NHS trusts are seeking to recover millions of pounds from their electronic patient record supplier after months of disruption caused by a cyber attack.

HSJ understands several mental health trusts are in discussions with technology firm Advanced over costs incurred from the outage of the Carenotes electronic patient record following the attack on the firm by hackers.

One trust – Devon Partnership Trust – estimates the impact of the outage will result in extra costs of more than £2m.

A source at national level said the trusts were being supported by NHS England with their remediation discussions with Advanced.

Speaking on an internal webinar of NHS mental health chief information officers – seen by HSJ – DPT’s CIO Raffael Sorribas confirmed they were in discussion with Advanced and their representatives about “how we might be recompensed” for all the costs incurred following the outage.

The cyber attack happened in early August and affected around a dozen NHS mental health trusts, as well as 111 and urgent and emergency services. Some trusts have still not regained access to Carenotes and have had to operate using paper records since the outage.

While reflecting on the trust’s response to the EPR incident, Mr Sorribas said the cost of manually recording, processing and presenting the data used since the attack was estimated at around £2.5m.

“Manual collection… would require 320 administrators and reduce clinical time to care by approximately 25 per cent,” he added.

Mr Sorribas said it would take up to six months to go through the “record recovery process”. The trust usually carries out around 10,000 “contacts” daily, each of which takes time to record. The trust has treated around 4,000 new patients whose data has had to be manually registered.

“We’re targeting to get data back to where it was by the end of the financial year,” Mr Sorribas said.

In addition, the outage has caused the trust to delay the implementation of a new electronic prescribing and medicines administration system and new medication dispensing cabinets.

Mr Sorribas praised the response from the NHS nationally, and the National Cyber Security Centre, but he said the involvement of a legal firm by Advanced had caused a less-than-hoped for level of transparency from a “customer perspective” – although he accepted this reflected the “serious nature of a vendor being attacked in this way and the implications of that”.
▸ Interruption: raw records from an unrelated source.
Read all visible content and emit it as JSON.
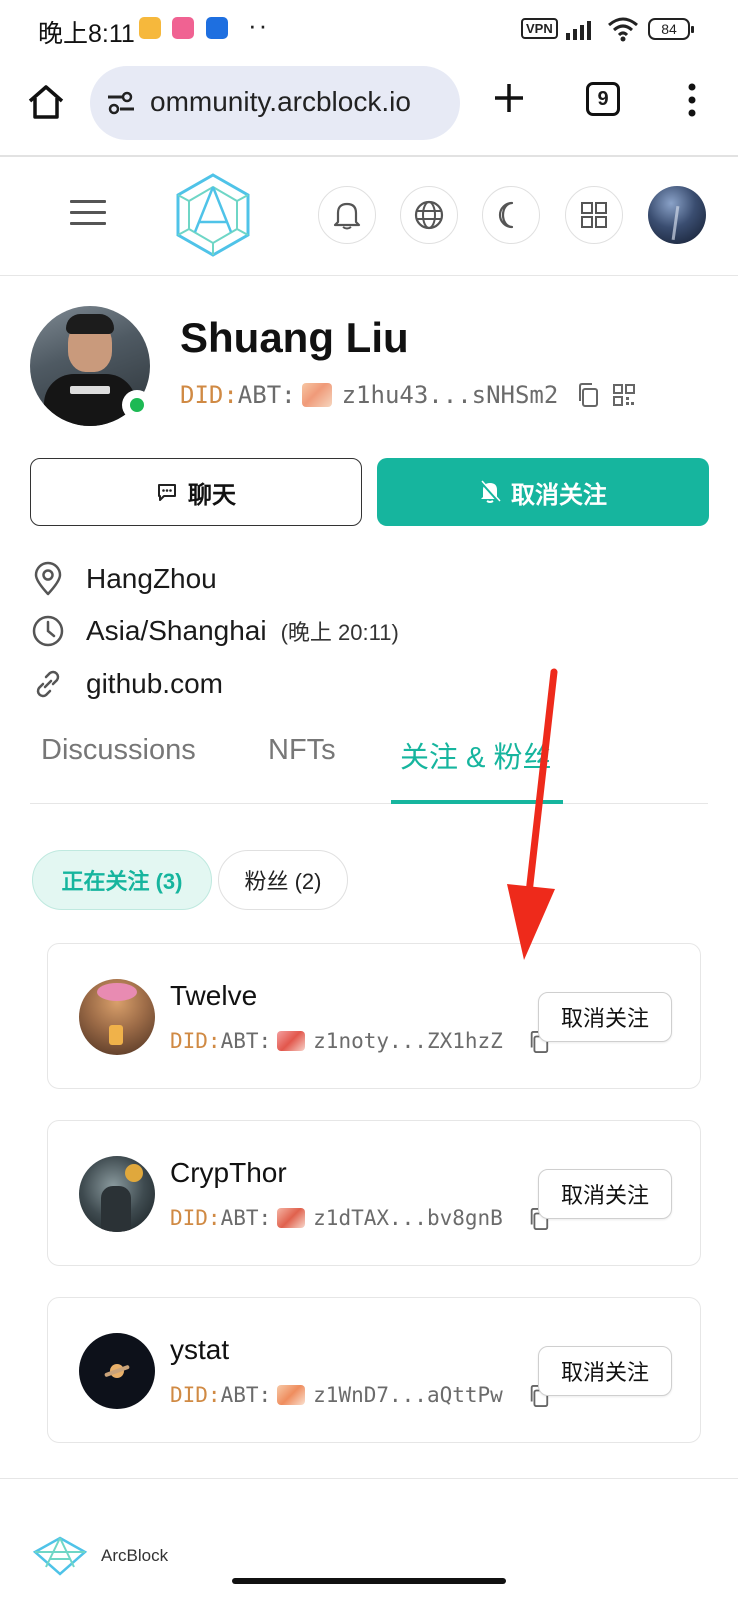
{
  "status_bar": {
    "time": "晚上8:11",
    "vpn": "VPN",
    "battery": "84"
  },
  "browser": {
    "url": "ommunity.arcblock.io",
    "tab_count": "9"
  },
  "profile": {
    "name": "Shuang Liu",
    "did_prefix": "DID:",
    "did_type": "ABT:",
    "did_short": "z1hu43...sNHSm2",
    "chat_label": "聊天",
    "unfollow_label": "取消关注",
    "location": "HangZhou",
    "timezone": "Asia/Shanghai",
    "local_time": "(晚上 20:11)",
    "website": "github.com"
  },
  "tabs": {
    "discussions": "Discussions",
    "nfts": "NFTs",
    "follow": "关注 & 粉丝",
    "active": "follow"
  },
  "subtabs": {
    "following": "正在关注 (3)",
    "followers": "粉丝 (2)"
  },
  "following": [
    {
      "name": "Twelve",
      "did_prefix": "DID:",
      "did_type": "ABT:",
      "did_short": "z1noty...ZX1hzZ",
      "action": "取消关注"
    },
    {
      "name": "CrypThor",
      "did_prefix": "DID:",
      "did_type": "ABT:",
      "did_short": "z1dTAX...bv8gnB",
      "action": "取消关注"
    },
    {
      "name": "ystat",
      "did_prefix": "DID:",
      "did_type": "ABT:",
      "did_short": "z1WnD7...aQttPw",
      "action": "取消关注"
    }
  ],
  "footer": {
    "brand": "ArcBlock"
  },
  "colors": {
    "accent": "#16b59e",
    "did_prefix": "#d08a44",
    "annotation_arrow": "#ee2a1b",
    "online": "#1db954"
  }
}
Advanced has previously confirmed that some data was “copied and exfiltrated”, although it said no patient data was taken.
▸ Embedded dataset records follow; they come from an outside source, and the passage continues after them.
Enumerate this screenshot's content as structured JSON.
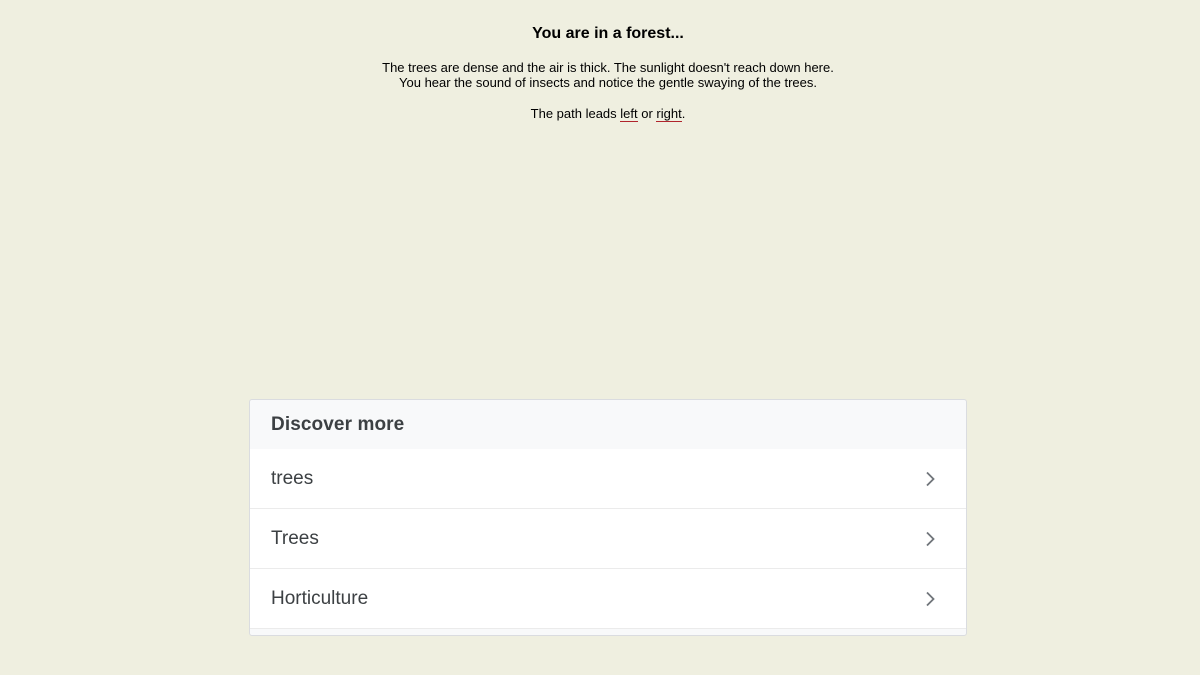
{
  "story": {
    "title": "You are in a forest...",
    "description_line1": "The trees are dense and the air is thick. The sunlight doesn't reach down here.",
    "description_line2": "You hear the sound of insects and notice the gentle swaying of the trees.",
    "path_prefix": "The path leads ",
    "left_link": "left",
    "path_middle": " or ",
    "right_link": "right",
    "path_suffix": "."
  },
  "discover": {
    "title": "Discover more",
    "items": [
      {
        "label": "trees",
        "icon": "chevron-right-icon"
      },
      {
        "label": "Trees",
        "icon": "chevron-right-icon"
      },
      {
        "label": "Horticulture",
        "icon": "chevron-right-icon"
      }
    ]
  },
  "colors": {
    "background": "#efefe0",
    "link_underline": "#b0242c",
    "card_text": "#3c4043"
  }
}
The stolen data was held in the firm’s Staffplan and Caresys systems, which serve the domiciliary and care home sectors respectively.
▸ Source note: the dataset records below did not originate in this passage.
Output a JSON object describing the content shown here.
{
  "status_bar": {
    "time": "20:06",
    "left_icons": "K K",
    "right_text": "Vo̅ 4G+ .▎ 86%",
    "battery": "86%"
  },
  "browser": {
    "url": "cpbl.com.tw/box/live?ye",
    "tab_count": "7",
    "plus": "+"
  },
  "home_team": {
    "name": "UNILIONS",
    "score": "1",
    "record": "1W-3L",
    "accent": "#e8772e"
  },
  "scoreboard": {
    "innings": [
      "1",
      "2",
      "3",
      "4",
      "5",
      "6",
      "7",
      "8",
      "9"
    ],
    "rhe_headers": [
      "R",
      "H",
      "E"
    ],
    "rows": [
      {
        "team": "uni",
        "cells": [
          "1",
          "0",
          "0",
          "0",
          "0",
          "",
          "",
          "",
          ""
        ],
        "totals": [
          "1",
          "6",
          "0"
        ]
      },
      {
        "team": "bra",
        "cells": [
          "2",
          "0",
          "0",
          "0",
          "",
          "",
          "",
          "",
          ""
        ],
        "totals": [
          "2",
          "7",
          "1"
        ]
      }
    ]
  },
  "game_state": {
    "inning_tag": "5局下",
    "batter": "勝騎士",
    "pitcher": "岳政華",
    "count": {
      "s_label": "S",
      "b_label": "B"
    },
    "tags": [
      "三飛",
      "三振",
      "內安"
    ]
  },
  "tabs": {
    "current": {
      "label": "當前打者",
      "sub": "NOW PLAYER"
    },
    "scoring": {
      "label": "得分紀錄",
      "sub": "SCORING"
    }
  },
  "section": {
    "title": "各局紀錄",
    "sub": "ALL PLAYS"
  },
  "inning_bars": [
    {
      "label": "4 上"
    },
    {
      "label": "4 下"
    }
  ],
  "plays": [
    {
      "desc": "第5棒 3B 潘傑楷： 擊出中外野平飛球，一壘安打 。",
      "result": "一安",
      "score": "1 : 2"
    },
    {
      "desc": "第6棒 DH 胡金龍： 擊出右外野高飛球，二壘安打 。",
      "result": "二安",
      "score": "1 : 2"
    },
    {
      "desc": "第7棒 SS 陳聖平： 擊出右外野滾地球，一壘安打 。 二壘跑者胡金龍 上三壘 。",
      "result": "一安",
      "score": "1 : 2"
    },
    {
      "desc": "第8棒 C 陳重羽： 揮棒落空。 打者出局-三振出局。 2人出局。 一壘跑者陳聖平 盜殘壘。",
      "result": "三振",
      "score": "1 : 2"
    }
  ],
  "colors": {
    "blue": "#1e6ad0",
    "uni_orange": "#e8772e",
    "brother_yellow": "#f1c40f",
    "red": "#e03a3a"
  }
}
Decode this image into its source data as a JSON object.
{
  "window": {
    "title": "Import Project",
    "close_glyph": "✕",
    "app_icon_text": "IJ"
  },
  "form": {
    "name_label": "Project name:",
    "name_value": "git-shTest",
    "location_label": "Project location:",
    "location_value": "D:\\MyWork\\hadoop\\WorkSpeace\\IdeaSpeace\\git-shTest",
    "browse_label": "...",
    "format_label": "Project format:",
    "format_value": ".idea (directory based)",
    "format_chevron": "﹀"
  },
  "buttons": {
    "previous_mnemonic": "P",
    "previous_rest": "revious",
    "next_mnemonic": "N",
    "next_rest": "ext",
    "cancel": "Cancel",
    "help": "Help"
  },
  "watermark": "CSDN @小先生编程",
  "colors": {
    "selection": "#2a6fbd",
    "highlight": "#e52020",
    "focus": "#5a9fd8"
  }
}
DPT declined to comment further.

An NHSE spokeswoman said: “The NHS continues to support organisations impacted by Advanced’s software issues using tried and tested contingency plans, and to work with agencies across government to mitigate against future cyber threats in our supply chain.”

According to the regulator’s latest board papers – published this week – the cyber attack is “likely to have an ongoing impact on data over the next quarter as services restore routine practices and backload historic data”.

Advanced was approached for comment.